Under Biden, however, the economy saw an increased focus on environmental sustainability which impacted the energy and automotive sectors. Certain European companies operating in the renewable energy sector ended up establishing relationships in the US due to Biden’s stark demand for sustainable solutions, which has actually been good for cross-Atlantic collaboration in green tech and the environmental industry more generally.

 

Investor Confidence and Influence on Financial Markets

 

One of the biggest ramifications is the effect that US elections have on financial markets and investor confidence. Indeed, this tends to be something that investors adjust before elections have even happened based on anticipated changes in US economic policy that are expected to drive share prices of international companies listed on the US exchange either up or down.

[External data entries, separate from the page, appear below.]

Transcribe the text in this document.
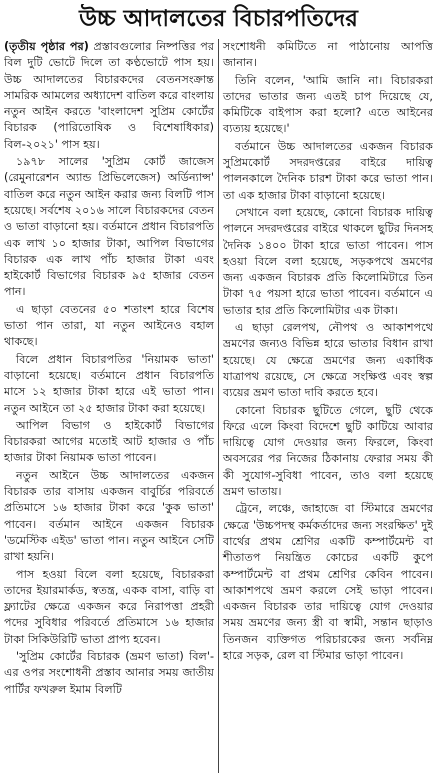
উচ্চ আদালতের বিচারপতিদের

(তৃতীয় পৃষ্ঠার পর) প্রস্তাবগুলোর নিষ্পত্তির পর বিল দুটি ভোটে দিলে তা কণ্ঠভোটে পাস হয়। উচ্চ আদালতের বিচারকদের বেতনসংক্রান্ত সামরিক আমলের অধ্যাদেশ বাতিল করে বাংলায় নতুন আইন করতে 'বাংলাদেশ সুপ্রিম কোর্টের বিচারক (পারিতোষিক ও বিশেষাধিকার) বিল-২০২১' পাস হয়।

১৯৭৮ সালের 'সুপ্রিম কোর্ট জাজেস (রেমুনারেশন অ্যান্ড প্রিভিলেজেস) অর্ডিন্যান্স' বাতিল করে নতুন আইন করার জন্য বিলটি পাস হয়েছে। সর্বশেষ ২০১৬ সালে বিচারকদের বেতন ও ভাতা বাড়ানো হয়। বর্তমানে প্রধান বিচারপতি এক লাখ ১০ হাজার টাকা, আপিল বিভাগের বিচারক এক লাখ পাঁচ হাজার টাকা এবং হাইকোর্ট বিভাগের বিচারক ৯৫ হাজার বেতন পান।

এ ছাড়া বেতনের ৫০ শতাংশ হারে বিশেষ ভাতা পান তারা, যা নতুন আইনেও বহাল থাকছে।

বিলে প্রধান বিচারপতির 'নিয়ামক ভাতা' বাড়ানো হয়েছে। বর্তমানে প্রধান বিচারপতি মাসে ১২ হাজার টাকা হারে এই ভাতা পান। নতুন আইনে তা ২৫ হাজার টাকা করা হয়েছে।

আপিল বিভাগ ও হাইকোর্ট বিভাগের বিচারকরা আগের মতোই আট হাজার ও পাঁচ হাজার টাকা নিয়ামক ভাতা পাবেন।

নতুন আইনে উচ্চ আদালতের একজন বিচারক তার বাসায় একজন বাবুর্চির পরিবর্তে প্রতিমাসে ১৬ হাজার টাকা করে 'কুক ভাতা' পাবেন। বর্তমান আইনে একজন বিচারক 'ডমেস্টিক এইড' ভাতা পান। নতুন আইনে সেটি রাখা হয়নি।

পাস হওয়া বিলে বলা হয়েছে, বিচারকরা তাদের ইয়ারমার্কড, স্বতন্ত্র, একক বাসা, বাড়ি বা ফ্ল্যাটের ক্ষেত্রে একজন করে নিরাপত্তা প্রহরী পদের সুবিধার পরিবর্তে প্রতিমাসে ১৬ হাজার টাকা সিকিউরিটি ভাতা প্রাপ্য হবেন।

'সুপ্রিম কোর্টের বিচারক (ভ্রমণ ভাতা) বিল'-এর ওপর সংশোধনী প্রস্তাব আনার সময় জাতীয় পার্টির ফখরুল ইমাম বিলটি

সংশোধনী কমিটিতে না পাঠানোয় আপত্তি জানান।

তিনি বলেন, 'আমি জানি না। বিচারকরা তাদের ভাতার জন্য এতই চাপ দিয়েছে যে, কমিটিকে বাইপাস করা হলো? এতে আইনের ব্যত্যয় হয়েছে।'

বর্তমানে উচ্চ আদালতের একজন বিচারক সুপ্রিমকোর্ট সদরদপ্তরের বাইরে দায়িত্ব পালনকালে দৈনিক চারশ টাকা করে ভাতা পান। তা এক হাজার টাকা বাড়ানো হয়েছে।

সেখানে বলা হয়েছে, কোনো বিচারক দায়িত্ব পালনে সদরদপ্তরের বাইরে থাকলে ছুটির দিনসহ দৈনিক ১৪০০ টাকা হারে ভাতা পাবেন। পাস হওয়া বিলে বলা হয়েছে, সড়কপথে ভ্রমণের জন্য একজন বিচারক প্রতি কিলোমিটারে তিন টাকা ৭৫ পয়সা হারে ভাতা পাবেন। বর্তমানে এ ভাতার হার প্রতি কিলোমিটার এক টাকা।

এ ছাড়া রেলপথ, নৌপথ ও আকাশপথে ভ্রমণের জন্যও বিভিন্ন হারে ভাতার বিধান রাখা হয়েছে। যে ক্ষেত্রে ভ্রমণের জন্য একাধিক যাত্রাপথ রয়েছে, সে ক্ষেত্রে সংক্ষিপ্ত এবং স্বল্প ব্যয়ের ভ্রমণ ভাতা দাবি করতে হবে।

কোনো বিচারক ছুটিতে গেলে, ছুটি থেকে ফিরে এলে কিংবা বিদেশে ছুটি কাটিয়ে আবার দায়িত্বে যোগ দেওয়ার জন্য ফিরলে, কিংবা অবসরের পর নিজের ঠিকানায় ফেরার সময় কী কী সুযোগ-সুবিধা পাবেন, তাও বলা হয়েছে ভ্রমণ ভাতায়।

ট্রেনে, লঞ্চে, জাহাজে বা স্টিমারে ভ্রমণের ক্ষেত্রে 'উচ্চপদস্থ কর্মকর্তাদের জন্য সংরক্ষিত' দুই বার্থের প্রথম শ্রেণির একটি কম্পার্টমেন্ট বা শীতাতপ নিয়ন্ত্রিত কোচের একটি কুপে কম্পার্টমেন্ট বা প্রথম শ্রেণির কেবিন পাবেন। আকাশপথে ভ্রমণ করলে সেই ভাড়া পাবেন। একজন বিচারক তার দায়িত্বে যোগ দেওয়ার সময় ভ্রমণের জন্য স্ত্রী বা স্বামী, সন্তান ছাড়াও তিনজন ব্যক্তিগত পরিচারকের জন্য সর্বনিম্ন হারে সড়ক, রেল বা স্টিমার ভাড়া পাবেন।
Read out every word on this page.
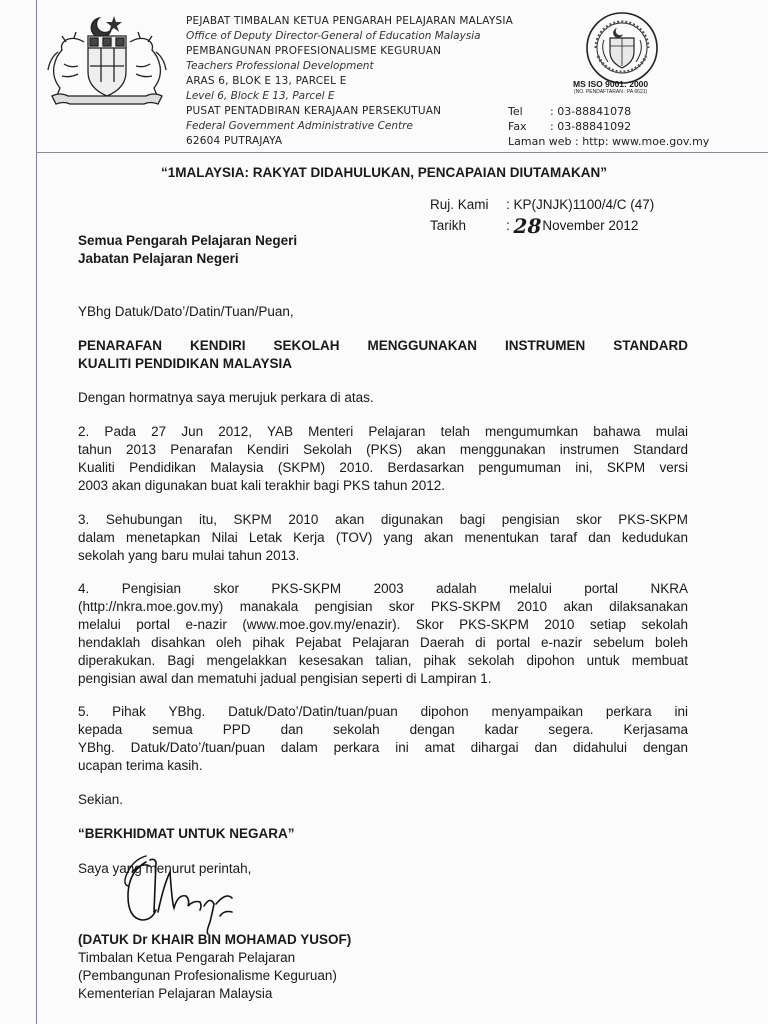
PEJABAT TIMBALAN KETUA PENGARAH PELAJARAN MALAYSIA
Office of Deputy Director-General of Education Malaysia
PEMBANGUNAN PROFESIONALISME KEGURUAN
Teachers Professional Development
ARAS 6, BLOK E 13, PARCEL E
Level 6, Block E 13, Parcel E
PUSAT PENTADBIRAN KERAJAAN PERSEKUTUAN
Federal Government Administrative Centre
62604 PUTRAJAYA
MS ISO 9001: 2000
(NO. PENDAFTARAN : PA 6621)
Tel : 03-88841078
Fax : 03-88841092
Laman web : http: www.moe.gov.my
“1MALAYSIA: RAKYAT DIDAHULUKAN, PENCAPAIAN DIUTAMAKAN”
Ruj. Kami : KP(JNJK)1100/4/C (47)
Tarikh	: 28November 2012
Semua Pengarah Pelajaran Negeri
Jabatan Pelajaran Negeri
YBhg Datuk/Dato’/Datin/Tuan/Puan,
PENARAFAN KENDIRI SEKOLAH MENGGUNAKAN INSTRUMEN STANDARD
KUALITI PENDIDIKAN MALAYSIA
Dengan hormatnya saya merujuk perkara di atas.
2. Pada 27 Jun 2012, YAB Menteri Pelajaran telah mengumumkan bahawa mulai
tahun 2013 Penarafan Kendiri Sekolah (PKS) akan menggunakan instrumen Standard
Kualiti Pendidikan Malaysia (SKPM) 2010. Berdasarkan pengumuman ini, SKPM versi
2003 akan digunakan buat kali terakhir bagi PKS tahun 2012.
3. Sehubungan itu, SKPM 2010 akan digunakan bagi pengisian skor PKS-SKPM
dalam menetapkan Nilai Letak Kerja (TOV) yang akan menentukan taraf dan kedudukan
sekolah yang baru mulai tahun 2013.
4. Pengisian skor PKS-SKPM 2003 adalah melalui portal NKRA
(http://nkra.moe.gov.my) manakala pengisian skor PKS-SKPM 2010 akan dilaksanakan
melalui portal e-nazir (www.moe.gov.my/enazir). Skor PKS-SKPM 2010 setiap sekolah
hendaklah disahkan oleh pihak Pejabat Pelajaran Daerah di portal e-nazir sebelum boleh
diperakukan. Bagi mengelakkan kesesakan talian, pihak sekolah dipohon untuk membuat
pengisian awal dan mematuhi jadual pengisian seperti di Lampiran 1.
5. Pihak YBhg. Datuk/Dato’/Datin/tuan/puan dipohon menyampaikan perkara ini
kepada semua PPD dan sekolah dengan kadar segera. Kerjasama
YBhg. Datuk/Dato’/tuan/puan dalam perkara ini amat dihargai dan didahului dengan
ucapan terima kasih.
Sekian.
“BERKHIDMAT UNTUK NEGARA”
Saya yang menurut perintah,
(DATUK Dr KHAIR BIN MOHAMAD YUSOF)
Timbalan Ketua Pengarah Pelajaran
(Pembangunan Profesionalisme Keguruan)
Kementerian Pelajaran Malaysia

Depending on whether people are expecting economic growth or uncertainty in the wake of election results, UK and European investors tend to increase their holdings in American assets or pull back on American investments respectively.

After Trump was elected in 2016, US market initially rallied as a result of expected corporate tax cuts which was, for all intents and purposes, a good thing for UK and European markets and companies.

After Biden’s 2020 election, on the other hand, predictions were that of relative stability in terms of regulation, which bolstered investor confidence in both the US and Europe. Both UK and European investors were encouraged by the supposed stability in Biden’s policies, especially in terms of sustainable growth, and this prompted an increased in cross-border investments and partnerships, ultimately leading to strong relationships across the transatlantic.

 

What Will the 2024 US Election Bring?

 

While we can look back in history books and analyse what’s happened in the past, there’s absolutely no telling what the results of the 2024 election will bring not only for the US, but for the UK, Europe and the rest of the world.

A lot of the time, expectations and anticipation end up being a massive part of the conversation and have a significant impact on what businesses decide to do leading up to and immediately following election result announcements.

So, for now, we’ll speculate, but only within a few days will we know for sure how the UK and European markets are most likely to be affected by the new US administration.